Алёша сидел, опрокинувшись глубоко в кресло, и жадно пил лёгкий освежающий воздух поля и сада, глаза его были прикованы к степной дали, но из озлобленное и отчаянное выражение мало-помалу исчезало. Истощённые длинные руки его с голубыми жилками сами собою скрестились на коленях, и вся фигура Алёши, бессильно запавшая в подушки, незаметно приняла какое-то жалобно-молящее выражение. Острые углы его худых согнутых ног и эти, как плети высохшие, руки глядели так горько среди роскошно зеленевшей и расцветавшей природы!
— Как хорош Божий мир, Надя! — вполголоса и с усиленною медленностью произнёс Алёша, не опуская взгляда, поднятого вверх. — Какая в нём святая красота… Когда смотришь на него, чувствуешь, что молишься.
— Это правда, Алёша, — отвечала Надя, продолжая свою работу. — Как бы ни было тяжко на душе, природа всегда успокоит. В ней какая-то особенная сила.
— Не в ней, Надя.
Они опять замолчали. Алёша всё смотрел вдаль, не шевелясь ни одним мускулом; только грудь его подымалась и опускалась с зловещим, глухим всхлипыванием.
— Знаете, Надя, — сказал опять Алёша, — я ещё слишком привязан к миру. Я думал, что я сильнее…
— Разве не хорошо любить мир? — спросила Надя. — Бог устроил его нам для того, чтобы мы радовались на него и пользовались им.
Алёша подождал немного и продолжал:
— Нет, Надя… Тот мир, который Бог уготовал для наших вечных радостей, не здесь… Здесь только соблазн и испытанье. А мне… верите ли, мне жалко этого греховного плотского мира… ветхий человек ещё силён во мне.
— Мне кажется, ты совсем не прав, Алёша, — кротко оспаривала Надя. — Конечно, ты эти вещи лучше меня знаешь; ты такой умный и начитанный и думал об этом много. Но я никогда не поверю, чтобы было грешно любить природу, наслаждаться ею.

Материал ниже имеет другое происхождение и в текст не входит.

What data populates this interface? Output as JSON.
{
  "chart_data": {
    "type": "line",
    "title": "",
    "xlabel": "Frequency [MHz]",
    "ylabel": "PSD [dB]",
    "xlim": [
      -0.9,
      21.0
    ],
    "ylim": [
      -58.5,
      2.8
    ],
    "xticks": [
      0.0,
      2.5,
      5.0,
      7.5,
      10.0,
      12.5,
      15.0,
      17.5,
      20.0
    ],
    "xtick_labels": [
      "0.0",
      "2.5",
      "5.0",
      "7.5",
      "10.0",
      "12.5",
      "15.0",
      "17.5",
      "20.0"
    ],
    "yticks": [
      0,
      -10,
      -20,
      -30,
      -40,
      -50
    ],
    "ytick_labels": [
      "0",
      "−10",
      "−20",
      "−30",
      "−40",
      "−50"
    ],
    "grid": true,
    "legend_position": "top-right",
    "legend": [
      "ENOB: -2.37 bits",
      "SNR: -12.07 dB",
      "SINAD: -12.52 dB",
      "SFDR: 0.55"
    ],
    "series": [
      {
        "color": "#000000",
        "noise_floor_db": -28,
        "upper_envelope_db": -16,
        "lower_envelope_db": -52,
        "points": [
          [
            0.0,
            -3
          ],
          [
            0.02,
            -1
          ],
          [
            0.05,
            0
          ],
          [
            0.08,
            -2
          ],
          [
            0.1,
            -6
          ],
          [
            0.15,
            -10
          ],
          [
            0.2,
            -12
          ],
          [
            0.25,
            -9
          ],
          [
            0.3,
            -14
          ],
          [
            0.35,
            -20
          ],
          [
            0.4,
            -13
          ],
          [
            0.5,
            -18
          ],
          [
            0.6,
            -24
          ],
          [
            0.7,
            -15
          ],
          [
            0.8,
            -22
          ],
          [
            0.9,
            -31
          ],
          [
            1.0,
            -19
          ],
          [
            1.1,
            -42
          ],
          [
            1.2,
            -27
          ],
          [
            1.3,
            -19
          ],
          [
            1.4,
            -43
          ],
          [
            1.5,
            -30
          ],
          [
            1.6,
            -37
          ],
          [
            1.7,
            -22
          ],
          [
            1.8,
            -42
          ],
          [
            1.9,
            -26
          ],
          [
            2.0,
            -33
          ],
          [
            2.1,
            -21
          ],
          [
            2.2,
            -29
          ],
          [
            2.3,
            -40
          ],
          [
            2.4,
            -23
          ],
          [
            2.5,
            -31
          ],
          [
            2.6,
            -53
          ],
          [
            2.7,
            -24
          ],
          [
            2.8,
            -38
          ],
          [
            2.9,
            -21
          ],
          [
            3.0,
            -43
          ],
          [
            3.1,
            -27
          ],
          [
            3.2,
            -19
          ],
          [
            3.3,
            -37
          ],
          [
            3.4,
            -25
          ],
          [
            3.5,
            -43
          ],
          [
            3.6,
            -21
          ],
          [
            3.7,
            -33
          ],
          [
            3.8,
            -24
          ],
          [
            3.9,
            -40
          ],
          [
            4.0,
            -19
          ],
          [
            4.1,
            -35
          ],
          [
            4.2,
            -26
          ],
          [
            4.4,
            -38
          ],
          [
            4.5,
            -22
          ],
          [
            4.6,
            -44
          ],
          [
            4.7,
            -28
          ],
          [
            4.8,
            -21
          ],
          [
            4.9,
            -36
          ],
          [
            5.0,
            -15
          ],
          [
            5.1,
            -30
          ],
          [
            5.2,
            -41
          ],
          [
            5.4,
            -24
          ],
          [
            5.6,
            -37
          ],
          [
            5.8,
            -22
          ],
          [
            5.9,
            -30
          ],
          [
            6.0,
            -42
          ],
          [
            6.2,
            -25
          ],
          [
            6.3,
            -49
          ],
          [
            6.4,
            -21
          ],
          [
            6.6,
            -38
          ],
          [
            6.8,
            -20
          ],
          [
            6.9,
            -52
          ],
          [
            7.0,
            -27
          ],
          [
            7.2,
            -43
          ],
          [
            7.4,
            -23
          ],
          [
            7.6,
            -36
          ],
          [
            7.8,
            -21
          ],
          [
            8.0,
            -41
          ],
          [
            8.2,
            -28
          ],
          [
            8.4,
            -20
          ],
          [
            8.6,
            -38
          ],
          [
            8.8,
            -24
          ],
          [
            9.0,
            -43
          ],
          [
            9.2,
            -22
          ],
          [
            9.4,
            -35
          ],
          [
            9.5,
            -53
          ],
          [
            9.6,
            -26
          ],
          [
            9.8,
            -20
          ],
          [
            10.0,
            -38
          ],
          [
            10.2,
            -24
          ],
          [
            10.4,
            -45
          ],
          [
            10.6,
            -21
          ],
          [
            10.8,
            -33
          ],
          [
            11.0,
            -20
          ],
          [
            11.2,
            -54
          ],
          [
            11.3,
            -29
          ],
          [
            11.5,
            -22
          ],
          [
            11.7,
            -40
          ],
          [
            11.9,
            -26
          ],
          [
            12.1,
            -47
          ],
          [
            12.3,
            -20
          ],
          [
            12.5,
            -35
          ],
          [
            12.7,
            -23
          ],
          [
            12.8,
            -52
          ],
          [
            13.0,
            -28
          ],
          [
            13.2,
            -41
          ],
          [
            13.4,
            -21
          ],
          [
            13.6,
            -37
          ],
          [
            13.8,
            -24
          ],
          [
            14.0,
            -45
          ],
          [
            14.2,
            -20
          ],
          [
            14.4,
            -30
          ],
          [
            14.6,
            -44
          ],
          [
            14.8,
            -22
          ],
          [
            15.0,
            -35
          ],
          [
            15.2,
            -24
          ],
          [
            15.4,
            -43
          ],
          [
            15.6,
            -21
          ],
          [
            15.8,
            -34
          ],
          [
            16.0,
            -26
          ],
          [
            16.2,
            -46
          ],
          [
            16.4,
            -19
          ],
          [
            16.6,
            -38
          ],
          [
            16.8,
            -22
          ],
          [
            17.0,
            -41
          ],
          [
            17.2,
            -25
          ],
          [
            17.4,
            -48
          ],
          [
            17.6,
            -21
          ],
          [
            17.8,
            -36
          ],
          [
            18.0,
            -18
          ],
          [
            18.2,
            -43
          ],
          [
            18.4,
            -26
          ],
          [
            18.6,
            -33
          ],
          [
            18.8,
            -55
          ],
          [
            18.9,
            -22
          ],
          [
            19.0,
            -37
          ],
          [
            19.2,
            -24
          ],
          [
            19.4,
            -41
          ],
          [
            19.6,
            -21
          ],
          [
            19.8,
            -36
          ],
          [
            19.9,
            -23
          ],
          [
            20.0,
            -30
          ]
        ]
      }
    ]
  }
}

— Природа, природа! — в грустном раздумье качал головою Алёша. — А что такое природа? Думали ли вы когда, Надя? Камень, привязанный на шею, который тянет нас в пучину и от которого необходимо отделаться. Природа — это материя, это сам грех. Господь повелел нам распинать природу, источник всякой похоти!
— Не знаю этого, Алёша, но когда я в природе, я делаюсь лучше, все мои мысли чище, все чувства теплее.
Алёша ничего не отвечал и впал в задумчивость.
— Тяжко умирать, Надя! — прошептал он после долгого молчания.
Надя встревоженно взглянула на него. Серые глубокие глаза Алёши были полны слёз; они падали тяжёлыми каплями на его впалые, лихорадочно-румяные щёки и текли с них по его платью. Алёша не вытирал их. Его полураскрытые губы слегка вздрагивали, но руки по-прежнему были скрещены на коленях.
— Не смейтесь надо мною, что я плачу, Надя, и не утешайте меня, — продолжал Алёша. — Я не заплачу ни при ком, кроме вас. Да, умирать тяжко… Я только вам говорю это, Надя. Для вас моя душа открыта настежь. Вы не любите меня; я знаю, вы любите Суровцова, вы будете ему принадлежать. Но я всё-таки считаю вас своею невестою и умру с этим убеждением.
— Алёша, Алёша… — силилась выговорить Надя, глотая слёзы и полная отчаяния.
— Тяжко, тяжко! — говорил между тем Алёша. — Зачем так рано? За что вырывать меня на самой моей заре? Каждое негодное растение, каждый ползающий червяк имеют свой срок. За что меня, Господи, одного меня! — Слёзы душили его. — Я только что готовился жить по заповедям Христа, ещё не успел совлечь с себя всех греховных привычек. Я был готов на всё хорошее, на все жертвы, на всякую борьбу. За что же мне гибнуть так рано, Надя? Разве я заслужил это? Разве я самый худший из всех? — Надя рыдала, припав к шее Алёши, и уже не могла больше утешать его. — Если правда всё то, во что верю я, Надя, если есть там, на небесах, правосудный Бог, есть мудрый Промысл, зачем же такая обида, такая несправедливость? Мне хочется жить, Надя. Я ещё так молод… я никому не делаю вреда.